Basswood flowers, fruits and wood have been used in herbal remedies for thousands of years, for the treatment of a variety of ailments. At one time, flowers were even added to baths to aid in the treatment of hysteria (presumably that of women.)
Because of the large amount of nectar yielded by the flowers, the tree is a particular favorite of bees, who produce a high quality honey. Tilia americana is one of three flowering trees important as a nectar source for bees—the others are the Yellow poplar and the Black locust. As a single source for nectar, basswood rivals clover, thistle and milkweed, providing the bees enough to produce 800-1,100 pounds of honey per acre. Bees are hard to contain, but bee-keepers move hives into the vicinity of sources that are just coming into bloom, and if 80% of the content of a particular honey can be shown to be from one source, it can be considered a monofloral honey, which is more highly valued than honey from mixed sources.
The power of honey to heal was recognized in ancient times—by the Egyptians, who used it both internally and externally to soothe burns and cuts, and to aid the healing of wounds and infections; as well as by practitioners of the traditional Hindu system of healing, Ayurveda. They believed that honey would create balance in all the bodily systems.
Some of the ailments that have been successfully treated include: burns and open wounds, diabetic ulcers (topical), migraines, insomnia, hyperactivity, anemia, osteoporosis, colds, fevers, sore throat, eczema, acne, inflammation of the gastrointestinal tract, indigestion, laryngitis, and asthma, to name just some.

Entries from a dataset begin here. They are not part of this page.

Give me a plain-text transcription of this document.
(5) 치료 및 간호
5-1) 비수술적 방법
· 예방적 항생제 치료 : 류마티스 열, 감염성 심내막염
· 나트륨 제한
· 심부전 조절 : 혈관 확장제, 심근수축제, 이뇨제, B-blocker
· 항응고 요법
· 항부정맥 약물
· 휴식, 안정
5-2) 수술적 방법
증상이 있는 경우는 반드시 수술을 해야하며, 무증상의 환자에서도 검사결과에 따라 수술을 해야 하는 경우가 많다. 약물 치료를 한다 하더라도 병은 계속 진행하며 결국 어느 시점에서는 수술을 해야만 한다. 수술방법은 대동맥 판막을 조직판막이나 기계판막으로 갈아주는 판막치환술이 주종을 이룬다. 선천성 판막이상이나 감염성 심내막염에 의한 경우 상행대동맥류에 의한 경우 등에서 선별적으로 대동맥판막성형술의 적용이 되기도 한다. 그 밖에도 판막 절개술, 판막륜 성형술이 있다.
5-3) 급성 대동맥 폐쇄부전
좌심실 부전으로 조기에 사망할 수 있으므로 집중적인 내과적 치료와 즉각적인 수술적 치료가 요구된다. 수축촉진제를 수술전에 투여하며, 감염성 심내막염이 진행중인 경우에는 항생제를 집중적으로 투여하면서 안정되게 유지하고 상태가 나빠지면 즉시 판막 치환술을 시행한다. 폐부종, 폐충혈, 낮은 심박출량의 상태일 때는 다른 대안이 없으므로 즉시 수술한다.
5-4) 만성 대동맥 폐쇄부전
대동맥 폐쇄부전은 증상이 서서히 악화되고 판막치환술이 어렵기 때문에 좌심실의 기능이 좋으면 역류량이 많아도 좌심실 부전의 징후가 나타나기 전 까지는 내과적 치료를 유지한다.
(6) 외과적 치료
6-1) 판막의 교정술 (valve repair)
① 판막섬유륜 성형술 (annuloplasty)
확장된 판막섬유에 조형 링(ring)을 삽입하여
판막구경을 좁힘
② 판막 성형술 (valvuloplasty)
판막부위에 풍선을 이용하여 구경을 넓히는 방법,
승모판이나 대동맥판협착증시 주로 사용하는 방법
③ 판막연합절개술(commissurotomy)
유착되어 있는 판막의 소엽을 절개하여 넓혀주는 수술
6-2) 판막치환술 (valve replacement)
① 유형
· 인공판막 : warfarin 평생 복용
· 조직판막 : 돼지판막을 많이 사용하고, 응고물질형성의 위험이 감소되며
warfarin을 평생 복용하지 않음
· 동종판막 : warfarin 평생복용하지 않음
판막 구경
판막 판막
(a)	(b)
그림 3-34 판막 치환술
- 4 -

The only conditions in which honey is contraindicated are diabetes (internal consumption) and those who are suffering from acute heart failure or pulmonary hemorrhage.
Raw, unpasturised, organic honey has been proven to have antiseptic, anti-inflammatory and anti-fungal properties that do indeed help heal wounds. Many believe that the therapeutic possibilities of honey should be investigated further; however, as honey, being an organic product, cannot be patented, studies may be few, so it is up to individuals to experiment with simple remedies, using common sense, or with the guidance of non-traditional healers.